第16話「授業のことなど考えてない」
朝、自分の席に着いた時だった。
「あ、あの、狭山君!」
背後から突然声をかけられた。鞄を下ろしていた狭山は、肩を大袈裟に上げてしまう。ホラー映画に登場する怖がりの少女のようであった。
恐る恐る振り向くと、そこには二人組の女子がいた。昨日狭山のことを「真面目くん」呼ばわりした茶髪の子と、ポニーテールが特徴的な黒髪の子だ。
確か名前は、坂巻と志摩。
「昨日は。その、ごめんね。あんなこと言っちゃって」
坂巻が受想笑いを浮かべながら両手を合わせて謝罪した。少しだけ頭を下げたため、茶髪の髪がふわりと踊る。
「許してあげてくれない? この子も反省してるからさ」
志摩が援護した。口元は笑っているが、目は狭山を睨んでいた。
「あ、ああ。いいよ。気にしてないから」
なんで謝られているこっちが睨まれないといけないんだ、と狭山は思ったが、苦笑いを浮かべてそういった。
坂巻はスッキリとした表情で胸を撫で下ろした。
「あ、そう。よかったー、狭山君が優しくて助かったよ」
「それじゃあね」
二人は踵を返した。もう用は済んだのだから別にいいのだが、なんとも味気ない会話だった。狭山は女子との距離を痛感しながら席に座った。

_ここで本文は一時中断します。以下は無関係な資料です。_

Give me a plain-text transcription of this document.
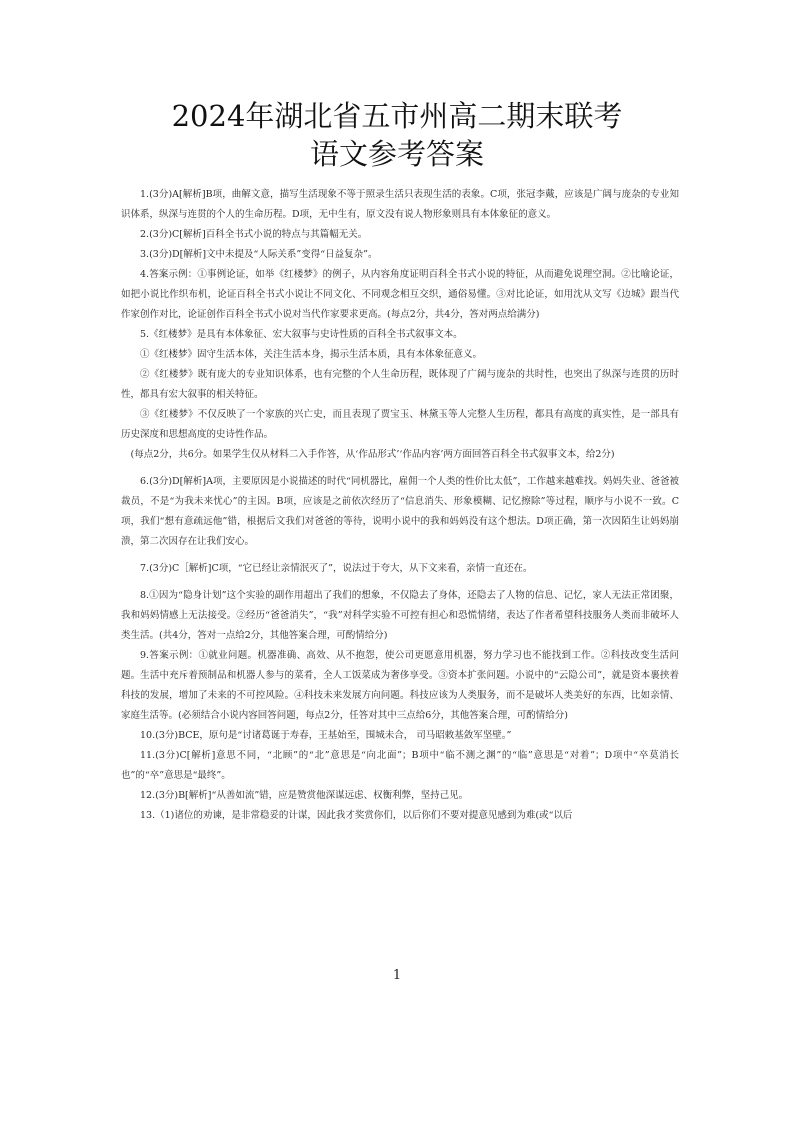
2024年湖北省五市州高二期末联考
语文参考答案

1.(3分)A[解析]B项，曲解文意，描写生活现象不等于照录生活只表现生活的表象。C项，张冠李戴，应该是广阔与庞杂的专业知识体系，纵深与连贯的个人的生命历程。D项，无中生有，原文没有说人物形象则具有本体象征的意义。

2.(3分)C[解析]百科全书式小说的特点与其篇幅无关。

3.(3分)D[解析]文中未提及“人际关系”变得“日益复杂”。

4.答案示例：①事例论证，如举《红楼梦》的例子，从内容角度证明百科全书式小说的特征，从而避免说理空洞。②比喻论证，如把小说比作织布机，论证百科全书式小说让不同文化、不同观念相互交织，通俗易懂。③对比论证，如用沈从文写《边城》跟当代作家创作对比，论证创作百科全书式小说对当代作家要求更高。(每点2分，共4分，答对两点给满分)

5.《红楼梦》是具有本体象征、宏大叙事与史诗性质的百科全书式叙事文本。

①《红楼梦》固守生活本体，关注生活本身，揭示生活本质，具有本体象征意义。

②《红楼梦》既有庞大的专业知识体系，也有完整的个人生命历程，既体现了广阔与庞杂的共时性，也突出了纵深与连贯的历时性，都具有宏大叙事的相关特征。

③《红楼梦》不仅反映了一个家族的兴亡史，而且表现了贾宝玉、林黛玉等人完整人生历程，都具有高度的真实性，是一部具有历史深度和思想高度的史诗性作品。

(每点2分，共6分。如果学生仅从材料二入手作答，从‘作品形式’‘作品内容’两方面回答百科全书式叙事文本，给2分)

6.(3分)D[解析]A项，主要原因是小说描述的时代“同机器比，雇佣一个人类的性价比太低”，工作越来越难找。妈妈失业、爸爸被裁员，不是“为我未来忧心”的主因。B项，应该是之前依次经历了“信息消失、形象模糊、记忆擦除”等过程，顺序与小说不一致。C项，我们“想有意疏远他”错，根据后文我们对爸爸的等待，说明小说中的我和妈妈没有这个想法。D项正确，第一次因陌生让妈妈崩溃，第二次因存在让我们安心。

7.(3分)C［解析]C项，“它已经让亲情泯灭了”，说法过于夸大，从下文来看，亲情一直还在。

8.①因为“隐身计划”这个实验的副作用超出了我们的想象，不仅隐去了身体，还隐去了人物的信息、记忆，家人无法正常团聚，我和妈妈情感上无法接受。②经历“爸爸消失”，“我”对科学实验不可控有担心和恐慌情绪，表达了作者希望科技服务人类而非破坏人类生活。(共4分，答对一点给2分，其他答案合理，可酌情给分)

9.答案示例：①就业问题。机器准确、高效、从不抱怨，使公司更愿意用机器，努力学习也不能找到工作。②科技改变生活问题。生活中充斥着预制品和机器人参与的菜肴，全人工饭菜成为奢侈享受。③资本扩张问题。小说中的“云隐公司”，就是资本裹挟着科技的发展，增加了未来的不可控风险。④科技未来发展方向问题。科技应该为人类服务，而不是破坏人类美好的东西，比如亲情、家庭生活等。(必须结合小说内容回答问题，每点2分，任答对其中三点给6分，其他答案合理，可酌情给分)

10.(3分)BCE，原句是“讨诸葛诞于寿春，王基始至，围城未合， 司马昭敕基敛军坚壁。”

11.(3分)C[解析]意思不同，“北顾”的“北”意思是“向北面”；B项中“临不测之渊”的“临”意思是“对着”；D项中“卒莫消长也”的“卒”意思是“最终”。

12.(3分)B[解析]“从善如流”错，应是赞赏他深谋远虑、权衡利弊，坚持己见。

13.（1)诸位的劝谏，是非常稳妥的计谋，因此我才奖赏你们，以后你们不要对提意见感到为难(或“以后

1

それにしても、なぜ女子というのは一人で行動せず、必ず友達を連れてくるのだろうか。一人で動く勇気がないのか。それとも友達を連れて歩くことがある種のステータスなのだろうか。
謝罪くらい一人でしろよ。つうか謝られてもこっちはスッキリしねぇんだよ……と、狭山は心の中で毒づいた。

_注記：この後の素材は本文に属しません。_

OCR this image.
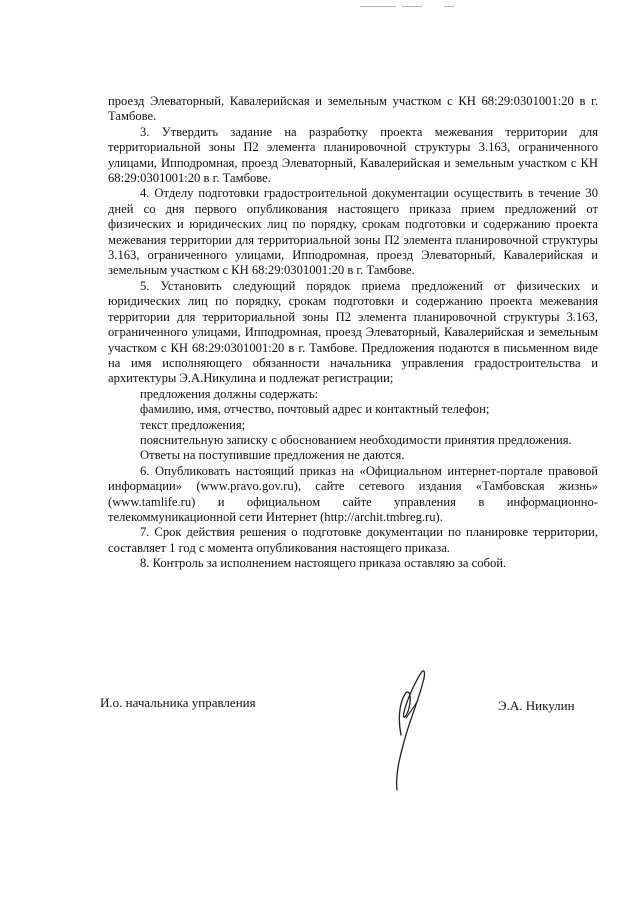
проезд Элеваторный, Кавалерийская и земельным участком с КН 68:29:0301001:20 в г. Тамбове.

3. Утвердить задание на разработку проекта межевания территории для территориальной зоны П2 элемента планировочной структуры 3.163, ограниченного улицами, Ипподромная, проезд Элеваторный, Кавалерийская и земельным участком с КН 68:29:0301001:20 в г. Тамбове.

4. Отделу подготовки градостроительной документации осуществить в течение 30 дней со дня первого опубликования настоящего приказа прием предложений от физических и юридических лиц по порядку, срокам подготовки и содержанию проекта межевания территории для территориальной зоны П2 элемента планировочной структуры 3.163, ограниченного улицами, Ипподромная, проезд Элеваторный, Кавалерийская и земельным участком с КН 68:29:0301001:20 в г. Тамбове.

5. Установить следующий порядок приема предложений от физических и юридических лиц по порядку, срокам подготовки и содержанию проекта межевания территории для территориальной зоны П2 элемента планировочной структуры 3.163, ограниченного улицами, Ипподромная, проезд Элеваторный, Кавалерийская и земельным участком с КН 68:29:0301001:20 в г. Тамбове. Предложения подаются в письменном виде на имя исполняющего обязанности начальника управления градостроительства и архитектуры Э.А.Никулина и подлежат регистрации;

предложения должны содержать:

фамилию, имя, отчество, почтовый адрес и контактный телефон;

текст предложения;

пояснительную записку с обоснованием необходимости принятия предложения.

Ответы на поступившие предложения не даются.

6. Опубликовать настоящий приказ на «Официальном интернет-портале правовой информации» (www.pravo.gov.ru), сайте сетевого издания «Тамбовская жизнь» (www.tamlife.ru) и официальном сайте управления в информационно-телекоммуникационной сети Интернет (http://archit.tmbreg.ru).

7. Срок действия решения о подготовке документации по планировке территории, составляет 1 год с момента опубликования настоящего приказа.

8. Контроль за исполнением настоящего приказа оставляю за собой.

И.о. начальника управления	Э.А. Никулин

たださきほどのやり取りから実感したのは、やはり神白の力だ。
坂巻はいわゆる”ギャル”だ。神白に言われない限り謝罪はおろか、狭山の名前を覚えようともしなかっただろう。
彼女の発言力は教師以上かもしれない。
狭山の視線が近くにいる神白に向けられる。
「神白さん!!」
男子が声をかけた。
「今度、うちの空手部の応援に来て――」
「興味ない」
一刀両断。無惨な斬り捨て御免。
空手部の男は肩を下げて神白の前から去った。
「神白さん!」
また男子が来た。
「今度女子も交えてさ、一緒にテスト勉強――」
「一人の方がいい」
「い、いやでもさ。みんなで楽しく――」
「集中できなくなる」
一発轟沈。あえなく転覆。
男子は長いため息をついて廊下へと出て行った。
「……」
狭山は顔を引きつらせた。あまりにも冷たい対応を見て、少し不安になる。あんなあしらい方をされたら恨む男子生徒も出てくるのではないだろうか。
「はい、またしゅーりょー」
「神白さん100人切り達成してんじゃねぇのあれ」
「もう無理だな、あの女と付き合うのは。年取ってもあんな感じだろうよ」
「いやいや。どうせ将来は金稼いでるイケメンと結婚すんだよ。つうかどっかに彼氏いんだよもう」
近くに座っていた二人組の男子の影口が聞こえてきた。
彼氏、か。確かに。あんな家に住んでいてあの美貌の持ち主に彼氏がいないとは考えづらい。他校とかにおかしくはない。
いや、というより、金持ちにありがちな”許嫁”とかがいるのではないか。可能性は無きにしも非ずだ。
「……何考えてんだよ俺」
狭山はため息をついて項垂れた。考えたってわかるわけがない。神白のことなぞ、全然知らないのに。
というより、なぜ自分は、この前からずっと神白のことを考えているのだろうか。なぜ気になるのだろうか。気が付いたら、目で追っている。
理由はなんとなくわかっていた。だが認めたくなかった。
美少女が、地味で目立たない、話も上手くない、顔も普通以下の人間と付き合うわけがない。
それが許されるのは、ラブコメ漫画に出てくる”平凡な”主人公だけなのだ。
「……はぁ」
考えるのが嫌になった狭山は机に突っ伏し、机の下でスマホを操作する。
狭山は「コーヒーの美味しい淹れ方」という動画が画面に表示された。あくまで給料のため、そして貴重な体験のために、執事アルバイトには気合を入れてのぞむつもりだった。